Step 1: Formula for Integral Using repeated integration by parts for \( \int e^{-x} P(x) dx \): \[ \int e^{-x} P(x) dx = -e^{-x} [ P(x) + P'(x) + P''(x) + P'''(x) + \dots ] \] Here \( P(x) = x^3 - 2x^2 + 3x - 4 \).

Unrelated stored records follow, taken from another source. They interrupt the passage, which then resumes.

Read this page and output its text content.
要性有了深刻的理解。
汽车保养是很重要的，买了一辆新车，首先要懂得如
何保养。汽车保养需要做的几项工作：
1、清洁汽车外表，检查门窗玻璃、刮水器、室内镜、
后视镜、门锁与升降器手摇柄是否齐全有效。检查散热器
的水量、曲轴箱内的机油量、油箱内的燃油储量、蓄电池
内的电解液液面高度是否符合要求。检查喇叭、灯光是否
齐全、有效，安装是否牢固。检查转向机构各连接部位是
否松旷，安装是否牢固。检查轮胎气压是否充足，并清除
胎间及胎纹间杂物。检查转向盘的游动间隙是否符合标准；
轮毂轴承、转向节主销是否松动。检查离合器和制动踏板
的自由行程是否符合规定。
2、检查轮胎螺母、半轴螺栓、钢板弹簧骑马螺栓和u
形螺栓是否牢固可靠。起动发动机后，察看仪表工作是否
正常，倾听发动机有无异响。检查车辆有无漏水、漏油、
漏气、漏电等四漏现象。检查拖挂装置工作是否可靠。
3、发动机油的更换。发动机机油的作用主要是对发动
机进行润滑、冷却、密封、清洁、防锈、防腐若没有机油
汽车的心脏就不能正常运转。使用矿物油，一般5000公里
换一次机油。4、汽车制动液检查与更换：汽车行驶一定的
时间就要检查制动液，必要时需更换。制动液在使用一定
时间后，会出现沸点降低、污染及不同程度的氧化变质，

Step 2: Calculate Derivatives \( P(x) = x^3 - 2x^2 + 3x - 4 \) \( P'(x) = 3x^2 - 4x + 3 \) \( P''(x) = 6x - 4 \) \( P'''(x) = 6 \) \( P^{(4)}(x) = 0 \)
Step 3: Sum the terms Sum \( S = P(x) + P'(x) + P''(x) + P'''(x) \) \( S = (x^3 - 2x^2 + 3x - 4) + (3x^2 - 4x + 3) + (6x - 4) + 6 \) Group by powers of x: \( x^3 \) term: \( x^3 \) \( x^2 \) term: \( -2x^2 + 3x^2 = x^2 \) \( x \) term: \( 3x - 4x + 6x = 5x \) Constant term: \( -4 + 3 - 4 + 6 = 1 \) So \( S = x^3 + x^2 + 5x + 1 \).
Step 4: Final Result Integral is \( -e^{-x}(x^3 + x^2 + 5x + 1) + c \).